China population: with 20 million fewer people projected by 2035, will the retirement age have to be raised?
- China’s population is expected to plunge by 20 million to 1.39 billion by 2035, according to the Economist Intelligence Unit (EIU)
- Report suggests raising the retirement age to 65 by 2035 could address a shortfall in China’s pension fund by increasing contributions as its ageing crisis deepens
China’s population is expected to plunge by 20 million to 1.39 billion by 2035, a report has predicted, further clouding long-term economic prospects and creating implications for delayed retirement and an accelerated automation rate.
The Economist Intelligence Unit (EIU) said last week that China’s population has reached its peak.
“The government’s pronatalist policies will have a limited effect. Married couples have cited high economic costs as a major reason for having fewer children, based on various market surveys,” the EIU report said.
Meanwhile, China’s workforce is also shrinking, as its working-age population aged between 16-59 also fell from 875.56 million in 2022 to 864.81 million last year, which may lead to an acceleration of automation, as well as the postponement of the retirement age, the report said.
The EIU’s calculations suggested that if China’s retirement age was raised to 65 by 2035, the pension budget shortfall could be reduced by 20 per cent, while net pension contributions could be increased by 30 per cent, pointing to relief for governments and households.
People aged above 60 will account for 32.7 per cent of China’s population by 2035, the EIU said, up from 21.1 per cent in 2023. People aged 65 and above will also rise from 15.4 per cent last year to 25.1 per cent by 2035, the report added.
“Although this suggests a heightened fiscal burden, it will also positively affect the healthcare-sector demand and at-home spending, particularly with individuals returning home after retirement,” the EIU said.

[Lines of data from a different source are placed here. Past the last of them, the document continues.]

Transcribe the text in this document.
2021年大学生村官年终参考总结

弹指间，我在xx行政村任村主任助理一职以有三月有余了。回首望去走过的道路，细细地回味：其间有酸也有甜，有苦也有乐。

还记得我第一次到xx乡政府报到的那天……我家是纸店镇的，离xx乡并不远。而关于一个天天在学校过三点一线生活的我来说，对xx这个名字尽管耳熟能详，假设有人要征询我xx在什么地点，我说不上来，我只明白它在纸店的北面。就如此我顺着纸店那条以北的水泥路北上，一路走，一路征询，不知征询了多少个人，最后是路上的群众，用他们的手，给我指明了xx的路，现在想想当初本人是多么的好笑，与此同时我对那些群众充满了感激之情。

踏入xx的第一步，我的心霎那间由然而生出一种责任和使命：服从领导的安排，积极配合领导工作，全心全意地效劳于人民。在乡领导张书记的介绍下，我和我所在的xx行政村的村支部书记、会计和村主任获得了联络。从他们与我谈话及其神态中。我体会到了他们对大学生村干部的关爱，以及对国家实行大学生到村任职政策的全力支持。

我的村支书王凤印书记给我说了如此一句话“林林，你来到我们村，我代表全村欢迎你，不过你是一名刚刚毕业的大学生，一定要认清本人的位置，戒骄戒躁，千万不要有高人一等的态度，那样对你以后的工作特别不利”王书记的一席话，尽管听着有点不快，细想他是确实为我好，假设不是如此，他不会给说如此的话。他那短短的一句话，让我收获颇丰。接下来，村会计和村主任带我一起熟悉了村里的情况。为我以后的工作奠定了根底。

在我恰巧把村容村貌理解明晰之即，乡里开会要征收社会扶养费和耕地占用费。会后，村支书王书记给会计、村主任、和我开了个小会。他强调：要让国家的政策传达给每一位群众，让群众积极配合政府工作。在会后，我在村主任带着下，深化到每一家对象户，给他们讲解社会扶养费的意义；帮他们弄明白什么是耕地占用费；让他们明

China’s changing demographics, as the working-age population falls and young workers increasingly favour service jobs, is also having an impact on factory operations as manufacturers are increasingly turning to machines and robots to help fill the gap.
And while China’s population decline is occurring more rapidly than anticipated, it would maintain the world’s second-largest population for the foreseeable future, ensuring a substantial market size, according to the report.

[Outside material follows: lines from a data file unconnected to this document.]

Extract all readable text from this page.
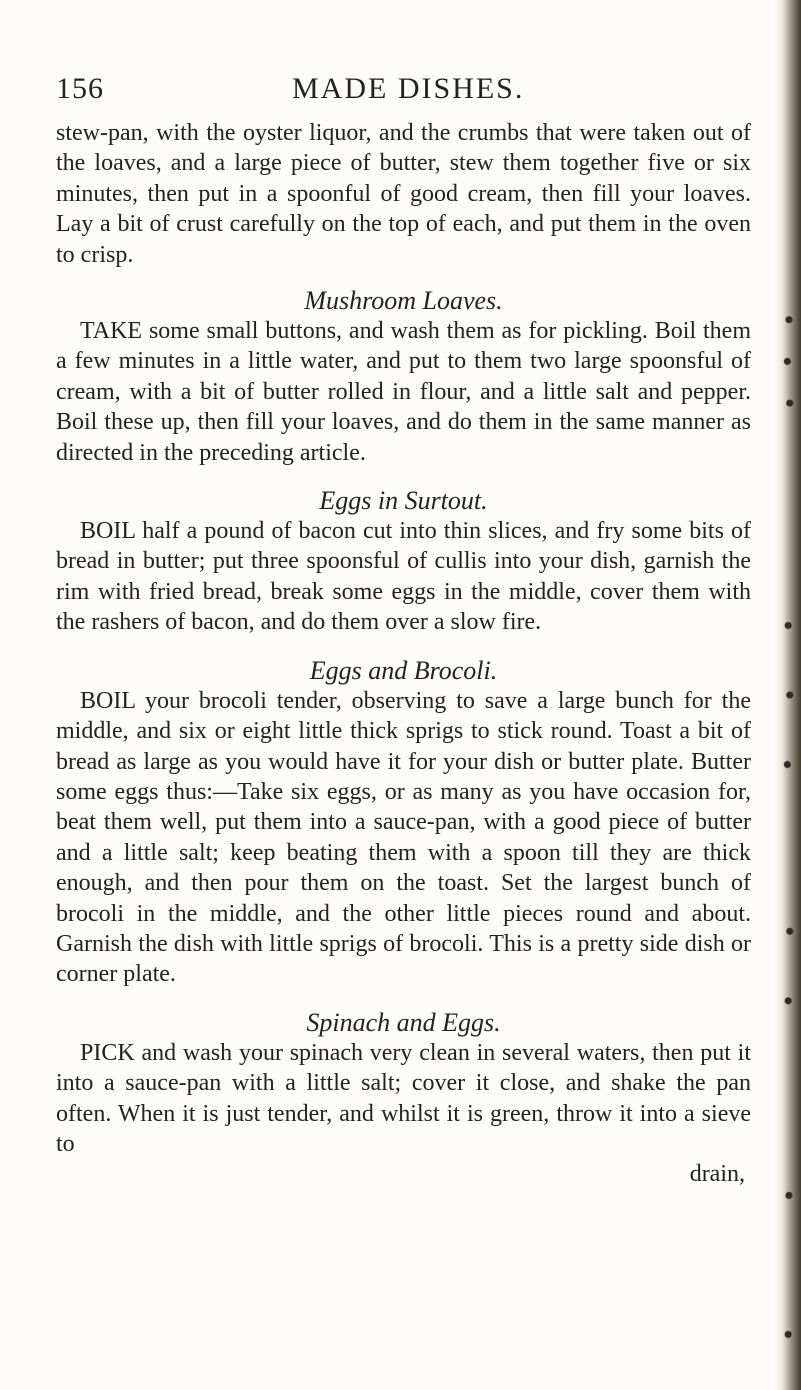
156	MADE DISHES.

stew-pan, with the oyster liquor, and the crumbs that were taken out of the loaves, and a large piece of butter, stew them together five or six minutes, then put in a spoonful of good cream, then fill your loaves. Lay a bit of crust carefully on the top of each, and put them in the oven to crisp.

Mushroom Loaves.

TAKE some small buttons, and wash them as for pickling. Boil them a few minutes in a little water, and put to them two large spoonsful of cream, with a bit of butter rolled in flour, and a little salt and pepper. Boil these up, then fill your loaves, and do them in the same manner as directed in the preceding article.

Eggs in Surtout.

BOIL half a pound of bacon cut into thin slices, and fry some bits of bread in butter; put three spoonsful of cullis into your dish, garnish the rim with fried bread, break some eggs in the middle, cover them with the rashers of bacon, and do them over a slow fire.

Eggs and Brocoli.

BOIL your brocoli tender, observing to save a large bunch for the middle, and six or eight little thick sprigs to stick round. Toast a bit of bread as large as you would have it for your dish or butter plate. Butter some eggs thus:—Take six eggs, or as many as you have occasion for, beat them well, put them into a sauce-pan, with a good piece of butter and a little salt; keep beating them with a spoon till they are thick enough, and then pour them on the toast. Set the largest bunch of brocoli in the middle, and the other little pieces round and about. Garnish the dish with little sprigs of brocoli. This is a pretty side dish or corner plate.

Spinach and Eggs.

PICK and wash your spinach very clean in several waters, then put it into a sauce-pan with a little salt; cover it close, and shake the pan often. When it is just tender, and whilst it is green, throw it into a sieve to

drain,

But analysts said that it still boasts a large and still-growing pool of quality workers, and that it would be difficult for India to be equipped with the same demographic resources that buttressed China’s rapid economic growth and industrial upgrades.
Demographers have, though, conceded that China’s policies to boost its population are unlikely to deliver imminent effects, and many have urged society to adapt to the new norm with contemporary policy systems and a suitable service infrastructure.
Existing hardships, such as an insufficiency of child care services, the financial pressure to care for elderly parents and the cost of housing and raising a child, remain the biggest deterrents, said He Dan, director of the China Population and Development Research Centre.
Unstable expectations, including low income level, employment and career development are also factors, He said in the article published in the latest issue of Population and Health magazine.
China’s demographic shifts would also drag down its urbanisation push, the EIU said.
“Future population reallocation will mainly be driven more by migration between urban areas, rather than from rural to urban areas, which will result in a gradual slowdown in the urbanisation rate,” the report added.
At the end of 2023, the urbanisation rate in China had reached 66 per cent.
And as most Chinese people already live in urban areas, the rural population would not drop as fast as it has in the last two decades, and the regional economic disparity will keep driving people into large city clusters, said the EIU’s deputy China economist Tianzeng Xu.